8.  Ici, la quinzaine [deux sémaines = quatorze jours = quinze jours] est peut-être la période dont parle la Constitution du 3 septembre 1791, C1. S.V, art.4, ou les représentants réunis, formés provisoirement en assemblée, et en nombre au-dessous du quorum, demanderont aux membres absents de se présenter 'dans le délai de quinzaine au plus tard'.

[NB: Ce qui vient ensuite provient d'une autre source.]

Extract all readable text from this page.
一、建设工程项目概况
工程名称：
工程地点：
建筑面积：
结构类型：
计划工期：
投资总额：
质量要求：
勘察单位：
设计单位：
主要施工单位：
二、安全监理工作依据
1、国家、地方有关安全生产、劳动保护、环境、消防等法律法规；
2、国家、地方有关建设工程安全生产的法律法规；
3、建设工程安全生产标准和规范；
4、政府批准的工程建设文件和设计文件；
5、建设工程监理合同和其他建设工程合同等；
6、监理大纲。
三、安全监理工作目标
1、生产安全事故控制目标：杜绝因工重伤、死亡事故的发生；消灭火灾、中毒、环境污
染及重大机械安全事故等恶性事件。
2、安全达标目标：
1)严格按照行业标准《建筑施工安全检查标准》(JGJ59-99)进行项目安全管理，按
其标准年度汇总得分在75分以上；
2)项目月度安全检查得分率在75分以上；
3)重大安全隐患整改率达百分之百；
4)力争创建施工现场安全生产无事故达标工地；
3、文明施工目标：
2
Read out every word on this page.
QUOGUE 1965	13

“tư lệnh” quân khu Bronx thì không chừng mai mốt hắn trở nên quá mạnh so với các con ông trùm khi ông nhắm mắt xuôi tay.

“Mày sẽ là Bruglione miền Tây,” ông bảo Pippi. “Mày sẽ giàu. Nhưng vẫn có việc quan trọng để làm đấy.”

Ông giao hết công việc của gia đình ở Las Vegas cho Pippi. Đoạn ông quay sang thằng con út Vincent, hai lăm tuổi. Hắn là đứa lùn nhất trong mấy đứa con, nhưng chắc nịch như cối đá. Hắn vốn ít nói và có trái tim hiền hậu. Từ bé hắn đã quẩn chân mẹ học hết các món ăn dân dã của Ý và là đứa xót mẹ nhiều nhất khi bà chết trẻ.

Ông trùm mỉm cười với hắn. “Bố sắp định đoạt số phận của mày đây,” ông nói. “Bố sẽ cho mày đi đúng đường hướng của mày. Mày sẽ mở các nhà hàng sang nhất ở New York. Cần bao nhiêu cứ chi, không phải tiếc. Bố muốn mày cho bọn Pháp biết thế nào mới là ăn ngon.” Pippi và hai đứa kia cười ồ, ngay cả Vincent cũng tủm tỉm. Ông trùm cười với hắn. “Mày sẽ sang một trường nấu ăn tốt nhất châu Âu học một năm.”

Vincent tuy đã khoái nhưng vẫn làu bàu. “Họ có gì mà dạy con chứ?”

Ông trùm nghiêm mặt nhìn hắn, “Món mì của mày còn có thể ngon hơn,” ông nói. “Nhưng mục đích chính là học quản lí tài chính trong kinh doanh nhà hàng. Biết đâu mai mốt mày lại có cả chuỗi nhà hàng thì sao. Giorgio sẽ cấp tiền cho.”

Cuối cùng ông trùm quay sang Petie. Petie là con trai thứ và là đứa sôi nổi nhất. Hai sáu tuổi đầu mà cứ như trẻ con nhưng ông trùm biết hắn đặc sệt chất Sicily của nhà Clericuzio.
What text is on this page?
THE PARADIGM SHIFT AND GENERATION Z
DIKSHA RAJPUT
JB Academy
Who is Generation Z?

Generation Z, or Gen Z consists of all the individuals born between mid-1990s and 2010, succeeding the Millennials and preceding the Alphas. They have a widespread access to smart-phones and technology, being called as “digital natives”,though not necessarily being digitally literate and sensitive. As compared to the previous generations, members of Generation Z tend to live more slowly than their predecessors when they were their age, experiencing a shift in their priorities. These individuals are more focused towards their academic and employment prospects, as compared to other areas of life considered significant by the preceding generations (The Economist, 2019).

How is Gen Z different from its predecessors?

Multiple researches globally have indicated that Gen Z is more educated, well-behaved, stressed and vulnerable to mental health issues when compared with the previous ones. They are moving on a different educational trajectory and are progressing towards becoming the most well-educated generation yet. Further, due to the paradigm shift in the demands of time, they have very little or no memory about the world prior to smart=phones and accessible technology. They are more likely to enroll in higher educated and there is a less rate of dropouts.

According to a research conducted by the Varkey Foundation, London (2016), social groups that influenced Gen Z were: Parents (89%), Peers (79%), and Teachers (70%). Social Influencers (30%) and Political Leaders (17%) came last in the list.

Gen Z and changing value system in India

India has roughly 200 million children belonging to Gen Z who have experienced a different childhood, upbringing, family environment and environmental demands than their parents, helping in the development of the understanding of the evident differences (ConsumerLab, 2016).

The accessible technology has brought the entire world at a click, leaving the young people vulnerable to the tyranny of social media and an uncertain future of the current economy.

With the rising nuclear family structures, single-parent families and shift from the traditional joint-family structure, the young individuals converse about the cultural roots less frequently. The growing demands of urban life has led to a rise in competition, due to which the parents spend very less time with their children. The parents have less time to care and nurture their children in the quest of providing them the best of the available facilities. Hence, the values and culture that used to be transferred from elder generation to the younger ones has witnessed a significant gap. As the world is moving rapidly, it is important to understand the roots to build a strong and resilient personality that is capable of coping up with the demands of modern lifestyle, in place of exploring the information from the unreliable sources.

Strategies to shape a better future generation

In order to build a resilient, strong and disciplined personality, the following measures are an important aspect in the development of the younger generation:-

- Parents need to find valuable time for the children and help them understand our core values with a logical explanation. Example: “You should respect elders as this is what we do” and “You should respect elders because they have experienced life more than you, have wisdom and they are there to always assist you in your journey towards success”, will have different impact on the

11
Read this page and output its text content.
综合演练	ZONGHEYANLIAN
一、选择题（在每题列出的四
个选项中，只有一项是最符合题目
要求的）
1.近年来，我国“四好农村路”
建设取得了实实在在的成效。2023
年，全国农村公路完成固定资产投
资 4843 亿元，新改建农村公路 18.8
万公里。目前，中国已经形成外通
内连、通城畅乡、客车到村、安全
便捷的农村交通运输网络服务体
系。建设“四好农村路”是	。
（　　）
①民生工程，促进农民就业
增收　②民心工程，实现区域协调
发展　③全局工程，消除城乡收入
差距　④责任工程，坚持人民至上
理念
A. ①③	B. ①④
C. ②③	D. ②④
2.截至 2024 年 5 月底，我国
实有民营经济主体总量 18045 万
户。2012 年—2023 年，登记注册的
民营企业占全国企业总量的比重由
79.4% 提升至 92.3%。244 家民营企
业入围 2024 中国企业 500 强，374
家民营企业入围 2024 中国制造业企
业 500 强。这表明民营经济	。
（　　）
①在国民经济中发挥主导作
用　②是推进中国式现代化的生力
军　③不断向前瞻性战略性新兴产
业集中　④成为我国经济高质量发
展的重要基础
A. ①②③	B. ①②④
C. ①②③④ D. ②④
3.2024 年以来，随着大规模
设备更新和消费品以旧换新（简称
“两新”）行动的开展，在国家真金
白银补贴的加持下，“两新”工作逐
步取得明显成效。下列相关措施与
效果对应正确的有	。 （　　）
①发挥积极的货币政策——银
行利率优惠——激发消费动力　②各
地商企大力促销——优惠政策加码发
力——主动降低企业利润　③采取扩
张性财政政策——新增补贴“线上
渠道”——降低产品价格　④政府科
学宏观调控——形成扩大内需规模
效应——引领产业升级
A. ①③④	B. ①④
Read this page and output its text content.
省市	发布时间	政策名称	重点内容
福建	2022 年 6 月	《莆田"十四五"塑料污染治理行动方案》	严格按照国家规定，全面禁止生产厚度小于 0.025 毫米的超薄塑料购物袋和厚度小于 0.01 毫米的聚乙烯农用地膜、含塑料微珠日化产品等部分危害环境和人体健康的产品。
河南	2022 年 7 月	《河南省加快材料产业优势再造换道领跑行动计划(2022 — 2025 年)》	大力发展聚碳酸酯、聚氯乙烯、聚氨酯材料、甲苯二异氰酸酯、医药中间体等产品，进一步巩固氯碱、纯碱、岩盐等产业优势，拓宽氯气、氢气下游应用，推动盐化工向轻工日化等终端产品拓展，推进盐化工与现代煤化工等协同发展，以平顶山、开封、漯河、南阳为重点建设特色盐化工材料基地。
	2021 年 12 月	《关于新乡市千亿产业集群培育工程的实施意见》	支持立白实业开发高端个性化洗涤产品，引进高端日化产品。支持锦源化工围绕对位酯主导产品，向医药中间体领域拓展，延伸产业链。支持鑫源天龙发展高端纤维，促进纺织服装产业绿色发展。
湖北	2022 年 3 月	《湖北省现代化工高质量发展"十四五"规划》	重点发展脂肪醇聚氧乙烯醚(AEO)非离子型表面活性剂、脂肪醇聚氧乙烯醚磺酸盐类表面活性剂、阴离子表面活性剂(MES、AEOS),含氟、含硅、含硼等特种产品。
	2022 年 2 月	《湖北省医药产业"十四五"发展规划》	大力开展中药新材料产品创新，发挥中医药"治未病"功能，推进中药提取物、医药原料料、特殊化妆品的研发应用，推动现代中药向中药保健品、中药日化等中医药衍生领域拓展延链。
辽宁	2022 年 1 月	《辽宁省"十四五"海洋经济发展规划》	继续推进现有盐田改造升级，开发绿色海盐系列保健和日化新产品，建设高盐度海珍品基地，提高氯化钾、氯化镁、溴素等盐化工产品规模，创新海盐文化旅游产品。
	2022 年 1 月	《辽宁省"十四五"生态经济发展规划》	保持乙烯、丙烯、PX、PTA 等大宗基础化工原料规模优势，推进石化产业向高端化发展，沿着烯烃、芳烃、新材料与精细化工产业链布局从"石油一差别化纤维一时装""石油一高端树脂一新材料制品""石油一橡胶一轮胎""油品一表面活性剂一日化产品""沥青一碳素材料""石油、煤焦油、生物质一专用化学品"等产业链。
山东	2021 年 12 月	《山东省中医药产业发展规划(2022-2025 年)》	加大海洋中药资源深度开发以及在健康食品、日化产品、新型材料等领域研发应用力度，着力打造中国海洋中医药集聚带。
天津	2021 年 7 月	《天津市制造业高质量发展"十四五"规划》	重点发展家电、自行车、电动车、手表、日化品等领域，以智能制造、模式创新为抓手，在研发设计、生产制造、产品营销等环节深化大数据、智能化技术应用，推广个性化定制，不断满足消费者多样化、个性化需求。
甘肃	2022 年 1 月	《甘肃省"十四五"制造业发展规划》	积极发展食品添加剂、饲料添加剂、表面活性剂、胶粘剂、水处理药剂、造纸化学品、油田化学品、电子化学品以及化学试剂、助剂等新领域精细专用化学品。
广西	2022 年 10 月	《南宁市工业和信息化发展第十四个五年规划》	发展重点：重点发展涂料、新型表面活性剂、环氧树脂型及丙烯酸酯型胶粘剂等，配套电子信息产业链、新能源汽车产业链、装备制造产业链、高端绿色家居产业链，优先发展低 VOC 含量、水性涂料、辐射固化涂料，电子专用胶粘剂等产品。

9.  Françoise d'Aubigné (1635-1719), petite-fille d'un fameux calviniste, s'est mariée au poète Scarron, âgé et difforme, en 1652, et elle tient un salon que fréquentent d'éminentes personnalités de l'époque. Veuve en 1660, elle est chargée en 1669 d'éduquer les enfants que Louis XIV a eu d'une de ses maîtresses. En 1674 le Roi Soleil, en lui procurant le château d'une petite ville entre Chartres et Versailles, la fait marquise de Maintenon, puis dame de compagnie de la Dauphine. Devenue l'épouse secrète du Roi Soleil en 1684, elle exerce sur le roi et sur la Cour une grande influence, leur imposant une atmosphère de piété très austère. En 1686, le roi crée pour elle le Maison Royale de Saint-Louis à Saint Cyr, près de Versailles, une maison d'éducation des jeunes filles nobles pauvres, dont les pères étaient morts au service du Royaume. Pour ses 250 élèves, destinées pour service à la Cour, elle institute le Cordon Bleu pour excellence en gastronomie, empruntant le symbole d'excellence du prestigieux Ordre du Saint Esprit (depuis 1578) pour récompenser les grands dignitaires du Royaume d'exemplaires actions militaires. Elle se retirera à St. Cyr à la mort de son mari en 1715, et y mourra le 15 avril 1719. La Révolution à supprimé la Maison Royale de Saint Louis [dès lors: École Militaire], aussi bien que le Cordon Bleu. Au 19e siècle le cordon bleu désignait une bonne cuisinière. D'après la tradition littéraire, le poète Gérard de Nerval se suicida en 1855 avec une corde de cuisine [ruban de tablier, apron string, schorteband], qu'on appellait cordon de Mme. de Maintenon.

10.  La liste civile est apparue en France sous le règne de Louis XVI, en 1790, suivant le modèle anglais. Il s'agissait d'une somme attribuée au souverain pour les dépenses de sa maison. Elle devait permettre avant tout que les dépenses publiques fussent distinctes de celles du roi.